The framework proved effective during complex global initiatives. Entrepreneur reported on how SPRIBE’s partnerships with organizations like UFC, WWE, and AC Milan required coordination across design, marketing, legal, and commercial teams in multiple countries. This coordination succeeded because teams shared the common understanding that deliberate communication practices had built.

Creating Feedback Systems

Communication in distributed organizations cannot be purely top-down. David Natroshvili has implemented systems for gathering input from employees across all SPRIBE locations, including regular individual meetings, anonymous feedback channels, and structured processes for ensuring voices in smaller offices are heard alongside those at headquarters.

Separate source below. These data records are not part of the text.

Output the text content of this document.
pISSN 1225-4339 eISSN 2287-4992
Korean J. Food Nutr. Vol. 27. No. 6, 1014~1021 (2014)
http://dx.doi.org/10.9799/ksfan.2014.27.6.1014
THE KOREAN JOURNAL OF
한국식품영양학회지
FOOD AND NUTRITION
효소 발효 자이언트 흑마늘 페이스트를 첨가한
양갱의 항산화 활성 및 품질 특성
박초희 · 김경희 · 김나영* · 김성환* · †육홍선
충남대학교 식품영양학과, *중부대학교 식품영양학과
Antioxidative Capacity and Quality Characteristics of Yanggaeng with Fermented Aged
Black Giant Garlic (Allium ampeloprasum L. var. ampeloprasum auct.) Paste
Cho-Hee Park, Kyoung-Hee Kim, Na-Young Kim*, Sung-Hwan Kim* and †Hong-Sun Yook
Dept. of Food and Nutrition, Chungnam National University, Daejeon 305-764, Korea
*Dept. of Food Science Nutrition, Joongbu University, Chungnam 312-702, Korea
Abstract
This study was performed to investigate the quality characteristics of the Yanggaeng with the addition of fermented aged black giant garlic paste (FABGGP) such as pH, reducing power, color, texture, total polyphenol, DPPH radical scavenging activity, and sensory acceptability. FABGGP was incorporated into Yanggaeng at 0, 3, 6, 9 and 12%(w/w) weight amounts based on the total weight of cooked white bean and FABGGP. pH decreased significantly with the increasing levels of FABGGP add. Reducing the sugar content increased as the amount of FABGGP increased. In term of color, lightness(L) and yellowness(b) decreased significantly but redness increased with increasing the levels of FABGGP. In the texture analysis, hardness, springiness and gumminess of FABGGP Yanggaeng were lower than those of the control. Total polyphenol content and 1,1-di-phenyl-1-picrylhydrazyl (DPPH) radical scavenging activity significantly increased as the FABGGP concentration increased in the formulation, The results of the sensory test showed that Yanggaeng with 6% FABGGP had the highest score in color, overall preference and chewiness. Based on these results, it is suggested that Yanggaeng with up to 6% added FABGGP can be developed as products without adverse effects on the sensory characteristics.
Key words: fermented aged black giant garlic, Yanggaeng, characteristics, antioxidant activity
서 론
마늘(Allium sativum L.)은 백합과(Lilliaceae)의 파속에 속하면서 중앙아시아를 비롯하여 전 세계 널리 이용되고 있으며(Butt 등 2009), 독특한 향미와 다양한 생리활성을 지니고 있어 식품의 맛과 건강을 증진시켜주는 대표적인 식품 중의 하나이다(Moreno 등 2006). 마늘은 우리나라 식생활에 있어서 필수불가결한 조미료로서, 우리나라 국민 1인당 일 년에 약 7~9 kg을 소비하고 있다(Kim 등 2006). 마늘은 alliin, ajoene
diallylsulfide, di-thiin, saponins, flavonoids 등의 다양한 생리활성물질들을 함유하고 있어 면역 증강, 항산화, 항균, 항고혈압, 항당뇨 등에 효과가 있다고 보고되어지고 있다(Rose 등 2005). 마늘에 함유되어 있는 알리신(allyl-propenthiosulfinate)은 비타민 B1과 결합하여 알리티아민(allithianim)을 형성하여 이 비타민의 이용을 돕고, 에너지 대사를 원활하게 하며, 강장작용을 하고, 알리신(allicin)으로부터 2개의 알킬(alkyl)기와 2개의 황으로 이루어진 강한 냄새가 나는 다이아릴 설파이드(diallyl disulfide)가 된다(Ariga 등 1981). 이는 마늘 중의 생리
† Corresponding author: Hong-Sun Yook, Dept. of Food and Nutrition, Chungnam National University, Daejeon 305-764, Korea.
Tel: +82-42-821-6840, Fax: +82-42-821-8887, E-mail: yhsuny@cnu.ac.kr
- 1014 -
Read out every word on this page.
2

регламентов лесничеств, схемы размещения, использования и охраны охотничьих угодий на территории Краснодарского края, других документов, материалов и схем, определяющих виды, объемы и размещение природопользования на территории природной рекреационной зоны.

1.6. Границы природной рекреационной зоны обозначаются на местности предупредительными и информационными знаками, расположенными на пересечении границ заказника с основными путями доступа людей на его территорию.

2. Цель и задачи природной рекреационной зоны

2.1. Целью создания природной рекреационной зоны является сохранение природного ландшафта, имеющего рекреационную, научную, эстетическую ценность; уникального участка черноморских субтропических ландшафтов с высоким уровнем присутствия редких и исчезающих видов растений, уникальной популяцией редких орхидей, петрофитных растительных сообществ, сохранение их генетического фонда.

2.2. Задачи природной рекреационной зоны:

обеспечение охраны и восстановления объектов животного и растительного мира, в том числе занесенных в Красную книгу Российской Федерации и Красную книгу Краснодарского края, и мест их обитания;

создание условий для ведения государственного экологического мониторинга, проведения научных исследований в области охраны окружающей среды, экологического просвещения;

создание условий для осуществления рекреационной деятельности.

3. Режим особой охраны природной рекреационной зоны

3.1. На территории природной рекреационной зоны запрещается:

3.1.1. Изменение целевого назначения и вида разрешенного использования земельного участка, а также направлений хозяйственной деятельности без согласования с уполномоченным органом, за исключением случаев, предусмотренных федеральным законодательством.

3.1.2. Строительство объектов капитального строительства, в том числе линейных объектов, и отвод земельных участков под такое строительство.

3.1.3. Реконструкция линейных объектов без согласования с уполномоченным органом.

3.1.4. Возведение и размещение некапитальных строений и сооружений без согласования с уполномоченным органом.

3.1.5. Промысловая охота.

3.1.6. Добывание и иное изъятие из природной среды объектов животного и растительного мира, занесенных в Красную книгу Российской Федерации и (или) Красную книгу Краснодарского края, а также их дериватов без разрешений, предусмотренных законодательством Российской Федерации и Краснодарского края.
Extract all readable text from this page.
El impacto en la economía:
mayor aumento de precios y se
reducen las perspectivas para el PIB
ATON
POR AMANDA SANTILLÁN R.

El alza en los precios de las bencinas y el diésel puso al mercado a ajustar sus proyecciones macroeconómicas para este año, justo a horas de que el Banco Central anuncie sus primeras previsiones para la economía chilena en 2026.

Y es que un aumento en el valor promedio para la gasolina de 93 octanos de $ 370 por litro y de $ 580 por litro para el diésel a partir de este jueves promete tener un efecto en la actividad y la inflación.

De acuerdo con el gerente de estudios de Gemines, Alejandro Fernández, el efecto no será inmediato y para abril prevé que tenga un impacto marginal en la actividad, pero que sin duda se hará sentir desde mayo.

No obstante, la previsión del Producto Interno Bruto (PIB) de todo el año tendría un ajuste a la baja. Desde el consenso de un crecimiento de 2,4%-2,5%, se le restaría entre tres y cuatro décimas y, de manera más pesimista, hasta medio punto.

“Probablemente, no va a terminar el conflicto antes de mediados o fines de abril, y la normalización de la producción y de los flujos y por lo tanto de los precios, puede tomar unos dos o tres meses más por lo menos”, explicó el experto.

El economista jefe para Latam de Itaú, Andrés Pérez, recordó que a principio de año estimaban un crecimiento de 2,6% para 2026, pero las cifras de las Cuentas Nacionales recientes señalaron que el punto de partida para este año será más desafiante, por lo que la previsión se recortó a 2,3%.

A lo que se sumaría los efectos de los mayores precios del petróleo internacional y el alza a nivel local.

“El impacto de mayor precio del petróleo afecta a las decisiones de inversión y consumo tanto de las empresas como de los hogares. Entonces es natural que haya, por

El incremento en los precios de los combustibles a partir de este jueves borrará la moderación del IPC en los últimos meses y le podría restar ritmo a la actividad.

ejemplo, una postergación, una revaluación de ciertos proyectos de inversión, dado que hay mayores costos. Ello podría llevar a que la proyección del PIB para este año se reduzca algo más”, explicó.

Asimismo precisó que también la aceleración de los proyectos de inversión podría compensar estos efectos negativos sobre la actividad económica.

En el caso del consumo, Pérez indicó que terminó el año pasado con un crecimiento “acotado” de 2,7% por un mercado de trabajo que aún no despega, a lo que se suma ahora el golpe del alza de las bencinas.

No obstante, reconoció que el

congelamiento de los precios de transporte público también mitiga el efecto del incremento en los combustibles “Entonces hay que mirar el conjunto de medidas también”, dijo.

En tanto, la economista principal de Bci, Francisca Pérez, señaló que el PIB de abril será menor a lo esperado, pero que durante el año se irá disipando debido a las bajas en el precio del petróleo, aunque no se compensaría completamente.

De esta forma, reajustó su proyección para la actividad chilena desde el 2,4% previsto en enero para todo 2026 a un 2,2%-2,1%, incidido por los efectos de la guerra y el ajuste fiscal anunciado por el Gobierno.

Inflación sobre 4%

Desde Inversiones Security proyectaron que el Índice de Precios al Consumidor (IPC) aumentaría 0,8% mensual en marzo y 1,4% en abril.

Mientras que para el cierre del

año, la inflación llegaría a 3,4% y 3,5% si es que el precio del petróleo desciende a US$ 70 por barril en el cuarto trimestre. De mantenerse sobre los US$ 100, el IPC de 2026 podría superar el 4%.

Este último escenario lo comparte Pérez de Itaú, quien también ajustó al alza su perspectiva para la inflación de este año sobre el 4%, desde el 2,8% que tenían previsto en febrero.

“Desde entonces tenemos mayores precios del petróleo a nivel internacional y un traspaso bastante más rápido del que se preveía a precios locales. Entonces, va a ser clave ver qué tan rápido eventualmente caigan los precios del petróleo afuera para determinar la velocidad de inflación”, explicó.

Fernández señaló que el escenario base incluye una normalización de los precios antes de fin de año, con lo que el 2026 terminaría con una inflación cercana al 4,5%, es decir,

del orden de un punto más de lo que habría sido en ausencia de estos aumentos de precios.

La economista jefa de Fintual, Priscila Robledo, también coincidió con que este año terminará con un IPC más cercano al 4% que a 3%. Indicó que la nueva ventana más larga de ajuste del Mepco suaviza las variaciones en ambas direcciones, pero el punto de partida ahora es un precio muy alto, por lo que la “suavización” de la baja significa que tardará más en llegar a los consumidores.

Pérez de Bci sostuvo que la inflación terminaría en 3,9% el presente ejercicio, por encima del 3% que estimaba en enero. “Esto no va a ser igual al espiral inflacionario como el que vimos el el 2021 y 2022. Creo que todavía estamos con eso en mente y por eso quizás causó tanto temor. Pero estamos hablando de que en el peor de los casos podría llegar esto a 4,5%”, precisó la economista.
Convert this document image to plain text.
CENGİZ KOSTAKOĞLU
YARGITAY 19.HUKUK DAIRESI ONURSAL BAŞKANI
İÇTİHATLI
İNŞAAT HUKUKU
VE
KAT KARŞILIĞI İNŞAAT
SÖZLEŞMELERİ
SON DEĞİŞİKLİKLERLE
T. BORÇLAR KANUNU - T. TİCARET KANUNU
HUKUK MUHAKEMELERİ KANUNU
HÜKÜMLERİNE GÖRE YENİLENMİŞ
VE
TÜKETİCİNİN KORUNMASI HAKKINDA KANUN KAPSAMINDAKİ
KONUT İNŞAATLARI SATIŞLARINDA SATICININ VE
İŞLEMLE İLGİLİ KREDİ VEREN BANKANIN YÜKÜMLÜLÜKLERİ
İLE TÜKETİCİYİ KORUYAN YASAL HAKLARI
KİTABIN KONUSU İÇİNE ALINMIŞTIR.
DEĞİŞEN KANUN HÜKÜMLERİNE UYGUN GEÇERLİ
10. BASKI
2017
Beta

The investment in bidirectional communication ensures that leadership maintains awareness of challenges and perspectives across the organization, not just from employees who happen to be physically proximate.

For executives building their own distributed organizations, the SPRIBE experience demonstrates that communication infrastructure requires intentional investment. The level of communication that feels natural for co-located teams falls far short of what distributed workforces require. Accepting that reality—and building systems accordingly—is foundational to global organizational success.